DBCC SHRINKFILE(File_16, EMPTYFILE)
ALTER DATABASE [DatabaseName]  REMOVE FILE [File_16]

After this command has finished, the data will be nearly perfectly striped across all 16 files, on the new SAN.  And this was accomplished with no downtime and, from my experience, very little impact to production performance.  Your particular environment may see more performance impact, so please test in a non-production environment before trying this with a live system.

  1. Hey.. I have a question.. I believe the scenerio you mentioned is for databases with only one filegroup. I was wondering how do we achive this if there are multiple filegroups and only of the filegroups has to be moved to new san?

    Is it that we will have to manually move the clustered and non clustered indexes to the new filegrup added on the new san?

    • SQLPhilosopher

      Ashwin, I know you asked for me to ignore your comment, but I just wanted to clarify for the sake of the comment.
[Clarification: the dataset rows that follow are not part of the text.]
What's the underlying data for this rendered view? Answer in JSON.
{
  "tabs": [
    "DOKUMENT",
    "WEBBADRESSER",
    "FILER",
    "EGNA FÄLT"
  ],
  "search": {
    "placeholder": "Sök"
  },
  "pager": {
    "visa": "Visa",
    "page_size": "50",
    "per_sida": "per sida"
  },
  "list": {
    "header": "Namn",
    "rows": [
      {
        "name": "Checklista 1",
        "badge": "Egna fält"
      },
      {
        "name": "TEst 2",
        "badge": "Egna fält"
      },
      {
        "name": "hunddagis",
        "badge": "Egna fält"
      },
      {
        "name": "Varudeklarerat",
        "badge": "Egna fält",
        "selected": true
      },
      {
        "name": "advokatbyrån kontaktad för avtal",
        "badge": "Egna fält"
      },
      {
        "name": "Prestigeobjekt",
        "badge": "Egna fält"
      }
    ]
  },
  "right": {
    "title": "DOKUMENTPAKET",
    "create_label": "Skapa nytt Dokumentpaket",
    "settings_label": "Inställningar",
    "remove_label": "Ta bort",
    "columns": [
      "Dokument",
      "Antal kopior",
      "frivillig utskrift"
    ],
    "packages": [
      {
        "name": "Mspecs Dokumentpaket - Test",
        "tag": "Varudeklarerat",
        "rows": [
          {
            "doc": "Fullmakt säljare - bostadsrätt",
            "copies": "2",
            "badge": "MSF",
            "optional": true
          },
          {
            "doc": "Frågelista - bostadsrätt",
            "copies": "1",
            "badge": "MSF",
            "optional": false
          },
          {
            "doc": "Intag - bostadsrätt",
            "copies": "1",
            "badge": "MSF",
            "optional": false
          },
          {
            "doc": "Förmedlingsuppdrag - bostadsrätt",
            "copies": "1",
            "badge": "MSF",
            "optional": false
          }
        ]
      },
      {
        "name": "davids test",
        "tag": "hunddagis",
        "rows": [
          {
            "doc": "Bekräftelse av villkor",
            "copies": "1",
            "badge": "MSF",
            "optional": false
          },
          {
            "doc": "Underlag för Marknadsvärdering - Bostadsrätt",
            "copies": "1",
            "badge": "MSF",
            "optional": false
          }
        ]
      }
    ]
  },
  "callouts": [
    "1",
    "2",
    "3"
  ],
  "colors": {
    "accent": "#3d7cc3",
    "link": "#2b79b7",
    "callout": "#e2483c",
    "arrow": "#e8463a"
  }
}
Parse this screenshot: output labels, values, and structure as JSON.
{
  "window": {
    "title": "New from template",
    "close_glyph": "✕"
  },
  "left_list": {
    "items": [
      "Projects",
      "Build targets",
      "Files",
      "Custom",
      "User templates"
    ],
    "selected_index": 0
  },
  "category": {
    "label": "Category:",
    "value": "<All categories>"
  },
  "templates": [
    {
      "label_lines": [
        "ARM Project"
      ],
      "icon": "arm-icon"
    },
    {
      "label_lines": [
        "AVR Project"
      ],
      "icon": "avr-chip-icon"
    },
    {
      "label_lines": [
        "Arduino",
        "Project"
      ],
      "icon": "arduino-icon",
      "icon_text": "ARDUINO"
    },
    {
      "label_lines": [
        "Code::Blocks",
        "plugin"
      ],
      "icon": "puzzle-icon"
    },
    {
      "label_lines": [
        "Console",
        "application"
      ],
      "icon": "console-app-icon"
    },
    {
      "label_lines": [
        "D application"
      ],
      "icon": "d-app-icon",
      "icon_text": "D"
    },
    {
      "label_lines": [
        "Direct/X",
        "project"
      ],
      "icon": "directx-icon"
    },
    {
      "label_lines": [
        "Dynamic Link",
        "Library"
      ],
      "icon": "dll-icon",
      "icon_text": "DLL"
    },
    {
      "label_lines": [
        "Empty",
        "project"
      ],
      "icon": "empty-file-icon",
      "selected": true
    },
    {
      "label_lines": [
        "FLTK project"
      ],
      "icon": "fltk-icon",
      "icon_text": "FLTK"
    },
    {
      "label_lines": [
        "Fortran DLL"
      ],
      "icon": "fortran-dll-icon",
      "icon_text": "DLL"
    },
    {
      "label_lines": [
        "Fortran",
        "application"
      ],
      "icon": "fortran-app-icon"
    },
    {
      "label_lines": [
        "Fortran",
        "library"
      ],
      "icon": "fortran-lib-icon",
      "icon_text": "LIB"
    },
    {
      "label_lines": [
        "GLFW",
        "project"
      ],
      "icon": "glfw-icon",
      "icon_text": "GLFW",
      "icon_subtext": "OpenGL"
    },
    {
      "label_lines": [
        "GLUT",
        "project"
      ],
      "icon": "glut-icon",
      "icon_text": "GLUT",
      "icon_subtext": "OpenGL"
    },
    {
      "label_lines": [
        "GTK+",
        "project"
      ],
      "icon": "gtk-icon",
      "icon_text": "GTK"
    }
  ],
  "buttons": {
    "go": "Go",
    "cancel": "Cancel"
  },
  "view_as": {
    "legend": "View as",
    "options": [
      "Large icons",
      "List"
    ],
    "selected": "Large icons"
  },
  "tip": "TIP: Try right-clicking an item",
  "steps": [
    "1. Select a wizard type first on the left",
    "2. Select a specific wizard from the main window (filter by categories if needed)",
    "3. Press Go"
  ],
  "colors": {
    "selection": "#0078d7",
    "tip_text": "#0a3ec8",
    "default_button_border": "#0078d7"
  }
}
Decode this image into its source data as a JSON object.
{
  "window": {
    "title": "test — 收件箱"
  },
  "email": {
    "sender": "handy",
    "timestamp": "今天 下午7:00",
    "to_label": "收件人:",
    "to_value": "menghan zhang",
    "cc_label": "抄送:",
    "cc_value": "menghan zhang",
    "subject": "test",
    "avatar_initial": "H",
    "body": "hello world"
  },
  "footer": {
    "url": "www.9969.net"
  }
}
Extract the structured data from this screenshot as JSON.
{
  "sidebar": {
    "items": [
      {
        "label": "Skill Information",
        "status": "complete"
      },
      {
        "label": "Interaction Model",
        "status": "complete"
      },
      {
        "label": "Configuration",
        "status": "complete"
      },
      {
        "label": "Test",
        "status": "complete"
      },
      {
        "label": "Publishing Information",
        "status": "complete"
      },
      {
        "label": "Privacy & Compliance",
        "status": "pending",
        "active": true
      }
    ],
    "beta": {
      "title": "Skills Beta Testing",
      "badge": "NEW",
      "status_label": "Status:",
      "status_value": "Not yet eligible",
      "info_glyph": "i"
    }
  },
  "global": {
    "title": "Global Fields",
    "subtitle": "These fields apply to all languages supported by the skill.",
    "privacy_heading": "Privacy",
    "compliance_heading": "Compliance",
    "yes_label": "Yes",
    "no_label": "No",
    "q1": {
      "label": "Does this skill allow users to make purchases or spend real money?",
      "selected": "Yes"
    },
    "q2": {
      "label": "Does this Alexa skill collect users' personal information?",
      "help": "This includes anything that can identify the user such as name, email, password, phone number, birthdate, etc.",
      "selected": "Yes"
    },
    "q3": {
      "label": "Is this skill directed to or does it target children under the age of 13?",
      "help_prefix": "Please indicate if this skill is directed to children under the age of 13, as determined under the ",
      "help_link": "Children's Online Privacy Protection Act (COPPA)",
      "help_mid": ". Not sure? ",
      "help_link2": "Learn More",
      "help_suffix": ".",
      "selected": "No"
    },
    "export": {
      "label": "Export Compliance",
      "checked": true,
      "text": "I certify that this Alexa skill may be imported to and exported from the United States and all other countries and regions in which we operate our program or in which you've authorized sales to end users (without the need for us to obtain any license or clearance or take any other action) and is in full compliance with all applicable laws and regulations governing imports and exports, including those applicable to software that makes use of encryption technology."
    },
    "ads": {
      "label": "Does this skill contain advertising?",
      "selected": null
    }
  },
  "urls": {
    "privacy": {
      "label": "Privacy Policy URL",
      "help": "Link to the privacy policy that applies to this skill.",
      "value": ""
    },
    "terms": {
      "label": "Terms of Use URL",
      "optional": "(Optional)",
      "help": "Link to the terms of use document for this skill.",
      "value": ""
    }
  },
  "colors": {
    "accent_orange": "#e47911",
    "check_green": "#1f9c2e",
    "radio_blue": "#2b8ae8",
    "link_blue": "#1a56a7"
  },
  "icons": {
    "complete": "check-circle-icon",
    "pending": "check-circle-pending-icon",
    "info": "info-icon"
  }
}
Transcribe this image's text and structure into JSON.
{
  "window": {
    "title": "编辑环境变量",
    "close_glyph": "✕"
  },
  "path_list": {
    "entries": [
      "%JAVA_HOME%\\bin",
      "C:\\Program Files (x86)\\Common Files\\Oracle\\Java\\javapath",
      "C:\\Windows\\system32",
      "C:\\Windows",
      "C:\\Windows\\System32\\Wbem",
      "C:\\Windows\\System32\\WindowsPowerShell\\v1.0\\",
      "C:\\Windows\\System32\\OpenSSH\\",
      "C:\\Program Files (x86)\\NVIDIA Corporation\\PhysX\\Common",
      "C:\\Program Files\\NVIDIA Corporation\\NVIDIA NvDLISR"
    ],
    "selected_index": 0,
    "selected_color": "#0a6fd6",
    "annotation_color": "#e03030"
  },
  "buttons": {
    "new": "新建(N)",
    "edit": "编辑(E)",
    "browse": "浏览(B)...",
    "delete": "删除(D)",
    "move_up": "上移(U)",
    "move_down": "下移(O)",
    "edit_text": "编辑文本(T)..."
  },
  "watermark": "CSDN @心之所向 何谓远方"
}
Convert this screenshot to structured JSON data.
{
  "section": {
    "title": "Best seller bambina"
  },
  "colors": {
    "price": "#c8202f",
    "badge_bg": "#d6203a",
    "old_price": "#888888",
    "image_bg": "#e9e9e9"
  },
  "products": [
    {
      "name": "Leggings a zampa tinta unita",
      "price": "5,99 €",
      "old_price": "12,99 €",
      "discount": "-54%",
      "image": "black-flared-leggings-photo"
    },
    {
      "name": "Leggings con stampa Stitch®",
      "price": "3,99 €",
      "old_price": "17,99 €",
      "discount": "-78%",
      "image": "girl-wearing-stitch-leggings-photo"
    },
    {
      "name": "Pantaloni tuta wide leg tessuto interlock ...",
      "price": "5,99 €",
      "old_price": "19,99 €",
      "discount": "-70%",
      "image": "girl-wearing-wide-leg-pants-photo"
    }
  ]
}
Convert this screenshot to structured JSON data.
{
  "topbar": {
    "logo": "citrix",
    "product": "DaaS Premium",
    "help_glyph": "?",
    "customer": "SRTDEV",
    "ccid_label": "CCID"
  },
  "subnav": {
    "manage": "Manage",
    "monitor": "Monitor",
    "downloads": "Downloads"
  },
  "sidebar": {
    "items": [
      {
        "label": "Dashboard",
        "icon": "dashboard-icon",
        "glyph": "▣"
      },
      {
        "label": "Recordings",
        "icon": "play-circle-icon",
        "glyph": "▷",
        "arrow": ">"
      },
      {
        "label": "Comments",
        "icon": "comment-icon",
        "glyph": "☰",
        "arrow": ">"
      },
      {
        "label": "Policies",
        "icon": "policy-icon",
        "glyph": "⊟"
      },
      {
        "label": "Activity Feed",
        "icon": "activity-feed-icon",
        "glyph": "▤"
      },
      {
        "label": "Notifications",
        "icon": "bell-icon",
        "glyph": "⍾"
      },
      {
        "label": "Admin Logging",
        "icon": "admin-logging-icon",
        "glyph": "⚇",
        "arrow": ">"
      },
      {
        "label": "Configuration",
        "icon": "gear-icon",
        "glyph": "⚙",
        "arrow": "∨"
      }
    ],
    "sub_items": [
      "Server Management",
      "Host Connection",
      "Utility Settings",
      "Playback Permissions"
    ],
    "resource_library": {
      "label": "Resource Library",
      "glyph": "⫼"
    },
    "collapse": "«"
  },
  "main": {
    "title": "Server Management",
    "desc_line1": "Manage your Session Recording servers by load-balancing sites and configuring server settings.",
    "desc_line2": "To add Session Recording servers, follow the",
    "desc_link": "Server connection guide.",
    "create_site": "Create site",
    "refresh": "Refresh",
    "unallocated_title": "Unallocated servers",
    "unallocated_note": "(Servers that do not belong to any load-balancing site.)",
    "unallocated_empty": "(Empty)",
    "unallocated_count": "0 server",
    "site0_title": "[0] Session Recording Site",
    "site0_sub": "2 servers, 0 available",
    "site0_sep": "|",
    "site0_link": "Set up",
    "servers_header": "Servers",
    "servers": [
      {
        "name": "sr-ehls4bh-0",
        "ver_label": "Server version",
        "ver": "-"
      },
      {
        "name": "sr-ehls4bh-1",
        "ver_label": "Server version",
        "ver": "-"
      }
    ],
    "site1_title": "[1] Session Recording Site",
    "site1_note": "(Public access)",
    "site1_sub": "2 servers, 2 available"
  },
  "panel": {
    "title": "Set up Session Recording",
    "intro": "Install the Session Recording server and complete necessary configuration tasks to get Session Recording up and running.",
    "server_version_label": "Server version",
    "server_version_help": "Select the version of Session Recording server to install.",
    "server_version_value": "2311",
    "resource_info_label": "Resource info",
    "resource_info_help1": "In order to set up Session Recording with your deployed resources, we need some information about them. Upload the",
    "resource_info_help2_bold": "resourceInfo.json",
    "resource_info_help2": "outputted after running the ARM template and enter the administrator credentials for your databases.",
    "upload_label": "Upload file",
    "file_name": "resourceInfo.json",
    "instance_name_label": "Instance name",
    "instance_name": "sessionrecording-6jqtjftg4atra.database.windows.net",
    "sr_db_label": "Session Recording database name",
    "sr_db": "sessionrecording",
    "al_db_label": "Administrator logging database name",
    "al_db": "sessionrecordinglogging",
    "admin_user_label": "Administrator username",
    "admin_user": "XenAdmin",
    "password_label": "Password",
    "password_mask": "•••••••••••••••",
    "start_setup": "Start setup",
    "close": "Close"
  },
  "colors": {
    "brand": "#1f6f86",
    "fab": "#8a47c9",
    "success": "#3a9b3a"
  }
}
This method works regardless of the number of filegroups you are dealing with, because you are only dealing with one filegroup at a time. You could repeat as necessary for each filegroup you want to move. Also, the benefit of this method is that you do not have to rebuild/move any indexes at all – which would be an offline operation for indexes including LOB data in SQL Server 2008.

  2. Awsome post. Thanks for the great tip.

  3. Hi,I have a question..

    in the post:

    Basically, the problem is that due to the “proportional fill” method of writing to datafiles in a filegroup, you will cause your files to be filled unevenly, resulting in a hot-spot at whichever file(s) have the most freespace at the end of your process.

    But I think, since the new 16 datafiles are all empty, they will be filled with data by shrinking old datafiles, always with the same rate. So create new datafiles at first, and shrink old ones one by one, will also make the data distribute evenly. Am I right?

  4. Thanks for the tip, it saved me a lot of time. The only thing to remember is to have enough space for log growth.